Настя и Катя собрались к братьям, уговорили меня поехать с ними. У братьев была та самая девушка, что и в сентябре. Зовут ее Надя. Настя потом сообщила, что раньше она гуляла с Копфшуссом, а теперь, видимо, спит с Владом. Я зря приехала, все, как я и предполагала: Настя говорила с Владом о религии, Катька с Егором – о музыке, а я только занимала место и лишала компанию порции чая. Когда мы ушли, почувствовала невероятное облегчение, а дома на меня опять накатила грусть-тоска, пустота и сознание собственного ничтожества».
Больше они с Владом, вероятно, не виделись в том году, но она часто о нем думала и много записывала. Однако не так меня интересовала любовь юного создания к этому странному типу, как прочие размышления. «Я сильно прикипаю к близким людям, но таких немного – каждый встречный во мне подобных чувств не вызывает, и даже желания прикипать к кому-то у меня нет. Но если уж случилось – всерьез и надолго». Мне захотелось увидеть этих людей. Какие они? Что она в них находит? Что заставляет радоваться им и дорожить общением с ними? Или, к примеру, этот Влад. Я так и не уяснил, что произошло между ними – осталось ли это в сожженных дневниках или вовсе ничего не было? Я видел его фотографии, вклеенные в некоторые тетради, – распечатки на цветном принтере. Я смотрел и не мог понять, чем он ее пленил. Тощий, длинноволосый парень с вытянутым лицом и надменным взглядом. Не сказать, что таких тыщи – чем-то он, действительно, выделяется из толпы подобных, но высокомерие в глазах портит благоприятное впечатление. На фотках он в основном в ролевых прикидах, что само по себе необычно, но посмотреть бы на него в повседневной жизни, и желательно сейчас, а не в 2003м году. Машиных фотографий тех лет я не видел и не могу судить, сильно ли она изменилась.
Всю ночь я читал маниакально-депрессивные записи в веселой тетради с тремя толстыми медведями. Первый чесал затылок, раздумывая над всплывающим вверху вопросом: «что в жизни самое важное?» Справа сидел второй и, гладя себя по животу, отвечал: «полное брюхо», а третий, внизу обложки, лежал пузом кверху, закрыв глаза, и думал: «и хороооший сон!» Обложка мне так понравилась, что захотелось ее отсканировать, но я и представить себе не мог, насколько она не соответствует содержанию. Разумеется, откуда автор дневника мог знать, как сложится жизнь, выбирая тетрадь для записи?

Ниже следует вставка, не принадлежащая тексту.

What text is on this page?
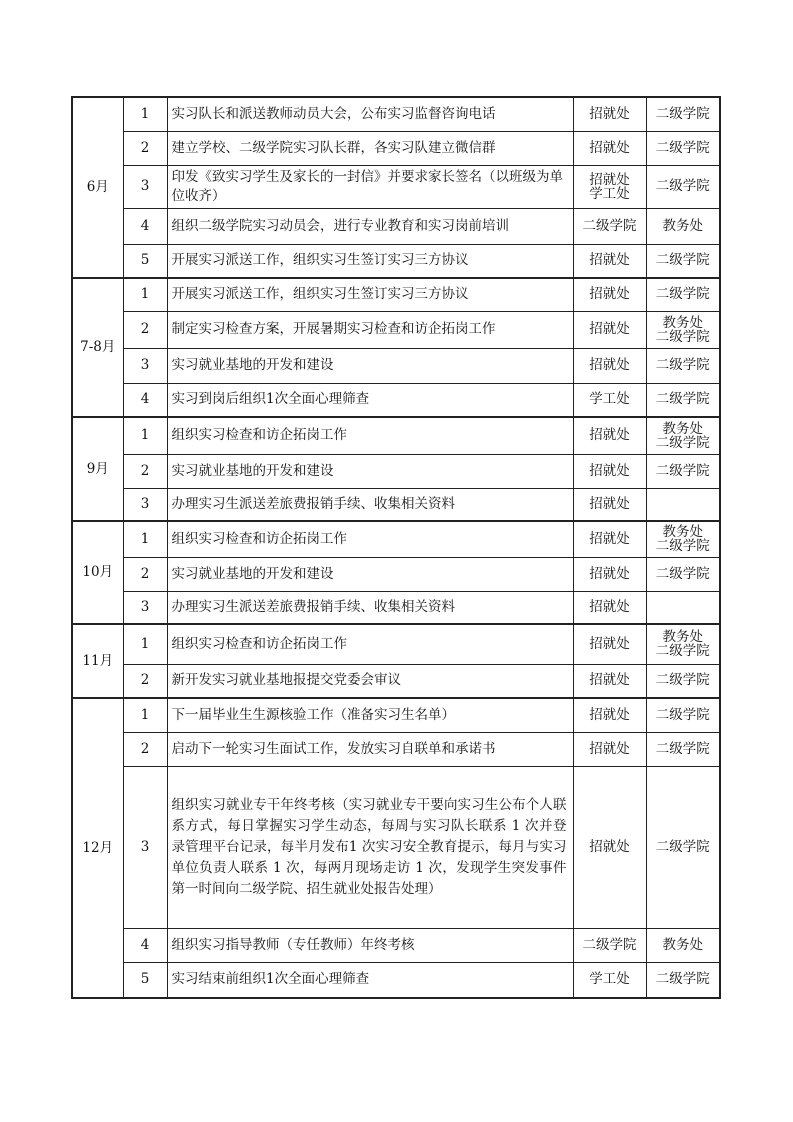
6月	1	实习队长和派送教师动员大会，公布实习监督咨询电话	招就处	二级学院

	2	建立学校、二级学院实习队长群，各实习队建立微信群	招就处	二级学院

	3	印发《致实习学生及家长的一封信》并要求家长签名（以班级为单位收齐）	招就处
学工处	二级学院

	4	组织二级学院实习动员会，进行专业教育和实习岗前培训	二级学院	教务处

	5	开展实习派送工作，组织实习生签订实习三方协议	招就处	二级学院

7-8月	1	开展实习派送工作，组织实习生签订实习三方协议	招就处	二级学院

	2	制定实习检查方案，开展暑期实习检查和访企拓岗工作	招就处	教务处
二级学院

	3	实习就业基地的开发和建设	招就处	二级学院

	4	实习到岗后组织1次全面心理筛查	学工处	二级学院

9月	1	组织实习检查和访企拓岗工作	招就处	教务处
二级学院

	2	实习就业基地的开发和建设	招就处	二级学院

	3	办理实习生派送差旅费报销手续、收集相关资料	招就处	

10月	1	组织实习检查和访企拓岗工作	招就处	教务处
二级学院

	2	实习就业基地的开发和建设	招就处	二级学院

	3	办理实习生派送差旅费报销手续、收集相关资料	招就处	

11月	1	组织实习检查和访企拓岗工作	招就处	教务处
二级学院

	2	新开发实习就业基地报提交党委会审议	招就处	二级学院

12月	1	下一届毕业生生源核验工作（准备实习生名单）	招就处	二级学院

	2	启动下一轮实习生面试工作，发放实习自联单和承诺书	招就处	二级学院

	3	组织实习就业专干年终考核（实习就业专干要向实习生公布个人联系方式，每日掌握实习学生动态，每周与实习队长联系 1 次并登录管理平台记录，每半月发布1 次实习安全教育提示，每月与实习单位负责人联系 1 次，每两月现场走访 1 次，发现学生突发事件第一时间向二级学院、招生就业处报告处理）	招就处	二级学院

	4	组织实习指导教师（专任教师）年终考核	二级学院	教务处

	5	实习结束前组织1次全面心理筛查	学工处	二级学院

Написано все как на одном дыхании, точнее, на срыве, читалось взахлеб, и многие мысли я нашел привлекательными для себя теперешнего, а некоторые – созвучными с собой тогдашним. В следующей тетради дневник занимал лишь конец, остальное – рисунки, планы, стихи, короткие рассказы, которые я тоже прочел. Каждый датирован, и при наличии дневника есть возможность понять, чем тот или иной опус был навеян. Хотя, несильно помогло. Машины образы не всегда понятны, а мысли бродили от действительности дальше, чем я мог себе представить. Каждый очерк занимал листа четыре и содержал эмоциональное напряжение, заменяющее сюжет в привычном его понимании. Главный и часто единственный герой именовался «ты» или «он». Эти записи можно было бы назвать размышлениями или рассуждениями, если бы каждое развивало только одну тему и если бы мысль была очищена от образности и выражена простыми словами или того хуже – научными терминами. Машины рассуждения сплетены из двух-трех порой несопоставимых идей, обернуты в насыщенные образы с привлечением неприметных фактов из жизни. Если приглядеться, фабула выглядела классически, с завязками и развязками, и неизбежно приводила к чему-то. Действие происходило в сознании героя, действующим лицом была мысль, оживленная поэтичной образностью, а сухое рассуждение превратилось в остросюжетный триллер. Мне нравились выводы, которые делал герой, нравилось, как умел к концу справиться с собой. Но трудно поверить, что двадцатилетней девушке приходилось снова и снова преодолевать этот путь. Не надо быть семи пядей во лбу, чтобы понять, о ком она пишет. Но почему «он»? Даже когда это был «ты» – именно был. И правда – девушка с такими размышлениями не ассоциировалась.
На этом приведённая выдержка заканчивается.